São medidas/posturas
assim, que ocorrem em micro contextos, que fazem em minha opinião, deixar o
povo cada vez mais pacífico, paciente. E depois, reclamam dizendo que o povo
não se interessa mais por política. É que não existem mais espaços para
discussões. Claro: no “ambiente virtual” terá muito espaço para discussão. Mas
não é a mesma coisa.
Como falei, não
queria constranger ninguém. Queria apenas trocar uma palavra com o
representante do Ministério, talvez. Então, que tipo de educação em saúde nós
queremos, fiquei pensando? Problematizadora, crítica, ou apenas essa vertical,
onde algumas pessoas falam, soando como: “voz da verdade,,,,” Fico pensando
nessas coisas.
Já no momento da
tarde, a professora, falou um pouco sobre a questão do PI- que é o Projeto de
Intervenção, que todos teremos que entregar, no final do curso. Então, ao
invés da Monografia Final, ou como se diz TCC – Trabalho de Conclusão de Curso,
ou até mesmo um Artigo Científico, nessa pós-graduação, entregaremos o PI.
Achei interessante,
essa proposta de PI no final do curso. Entretanto, só não gostei de um aspecto,
expressos pelos seguintes comentários da nossa professora: “Esse é um trabalho
diferente de um trabalho científico”. “Esse trabalho não será como um trabalho
científico”. “Esse trabalho não terá o mesmo rigor que um trabalho científico”.
Ou seja, o que eu entendi, é que esse nosso trabalho, tem alguma coisa de
“menor valia”, que um trabalho dito científico logo de início.
Concordo até com a
ideia de que não é um trabalho científico. Mas deu a impressão de que seja um
trabalho a ser realizado, mais “fácil”. Acho que o PI não deve ser “menor”, ou
“maior” que um trabalho científico. Mas diferente, isso sim.
Em um questionamento
que eu fiz da questão do diferente, eu perguntei para a professora, se esse
trabalho de PI, poderia ser, de algum trabalho que já foi realizado, ou mesmo,
que está em andamento.

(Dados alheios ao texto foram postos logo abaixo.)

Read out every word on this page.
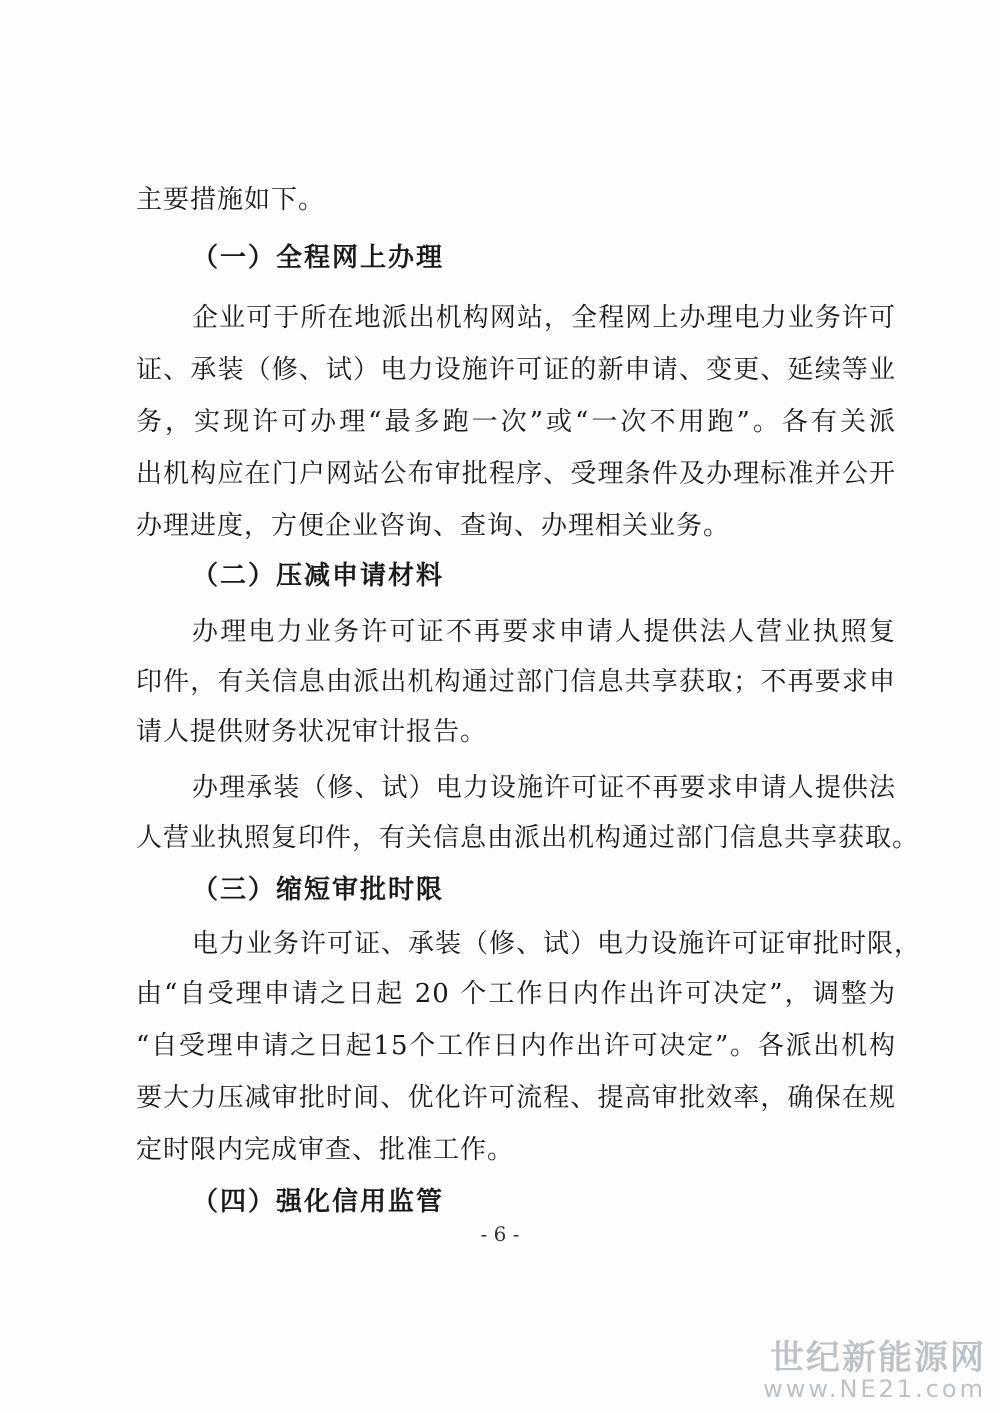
主要措施如下。
（一）全程网上办理
企业可于所在地派出机构网站，全程网上办理电力业务许可
证、承装（修、试）电力设施许可证的新申请、变更、延续等业
务，实现许可办理“最多跑一次”或“一次不用跑”。各有关派
出机构应在门户网站公布审批程序、受理条件及办理标准并公开
办理进度，方便企业咨询、查询、办理相关业务。
（二）压减申请材料
办理电力业务许可证不再要求申请人提供法人营业执照复
印件，有关信息由派出机构通过部门信息共享获取；不再要求申
请人提供财务状况审计报告。
办理承装（修、试）电力设施许可证不再要求申请人提供法
人营业执照复印件，有关信息由派出机构通过部门信息共享获取。
（三）缩短审批时限
电力业务许可证、承装（修、试）电力设施许可证审批时限，
由“自受理申请之日起 20 个工作日内作出许可决定”，调整为
“自受理申请之日起15个工作日内作出许可决定”。各派出机构
要大力压减审批时间、优化许可流程、提高审批效率，确保在规
定时限内完成审查、批准工作。
（四）强化信用监管
- 6 -
世纪新能源网
www.NE21.com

Ela disse que já realizado não, mas que em andamento,
poderia até ser.
Eu perguntei isso, devido
pensar, que são 500 alunos, e que não é possível, que pelo menos alguns dos demais colegas,
não tenha algum tipo de trabalho interessante, experiência, para compartilhar com os colegas, publiciza-lo
para nós. Talvez um colega tenha um, ou até dois trabalhos interessantes, e que
não tenha tido tempo ainda de escrever sobre, e que no curso, poderia se dar
mais aporte “teórico” ao trabalho. Colocando no PI aquilo que vem trabalhando
ao longo dos anos, e às vezes até, ao longe de décadas...
E todos nós sabemos
que existem muitos profissionais, e eu acho que sou um desses, que quer estar
no curso, não apenas para aprender (eu quero muito aprender “mais”), mas
também, para trocar experiências, práticas, percepções, daquilo que eu penso
que a grande maioria de nós, comprometidos e eticamente engajados nos serviços,
já estamos realizando.
Às vezes, existirá
algum colega que lerá algum texto, disponibilizado pelos professores do curso,
e a “ficha cairá”, dizendo: “puxa, eu já faço isso no meu contexto, estou no
caminho certo.” E não apenas trabalhadores que vão fazer totalmente diferente
ao que estão trabalhando, pois “não é assim que estaria nos livros”, ou que
não é o que os professores ensinaram.
Existe uma questão
geral, relacionado a isso que eu escrevi acima, que é a questão de que nós,
trabalhadores “da ponta”, não produzimos, ou até mesmo, não temos “o
conhecimento”. Pode até ser que não seja o tipo de conhecimento mais valorizado
socialmente, como é o próprio conhecimento tido científico. Mas nós da ponta,
carregamos muitos “conhecimentos”, que é só nosso, próprio, de quem está lá no
serviço, diariamente. Não é o do escritor do livro de atenção básica, não é o
do professor universitário, não é o do nosso gestor da secretaria da saúde, nem
mesmo do Ministro Padilha. É diferente. E único. E por isso importantíssimo. E
isso que é o nosso diferencial. E é isso em minha opinião, que deve ser
ressaltado no PI. Talvez não seja o “rigor” científico, mas a questão da
realidade, “nua e crua”, crítica, das dificuldades, avanços e desafios, que
nós, diariamente, estamos totalmente imersos.
É
isso. Desculpe ter me alongado em demasia na narrativa.
Esse
foi o relato do meu primeiro dia de aula.
Gostei
bastante de tudo. Fez-me pensar bastante.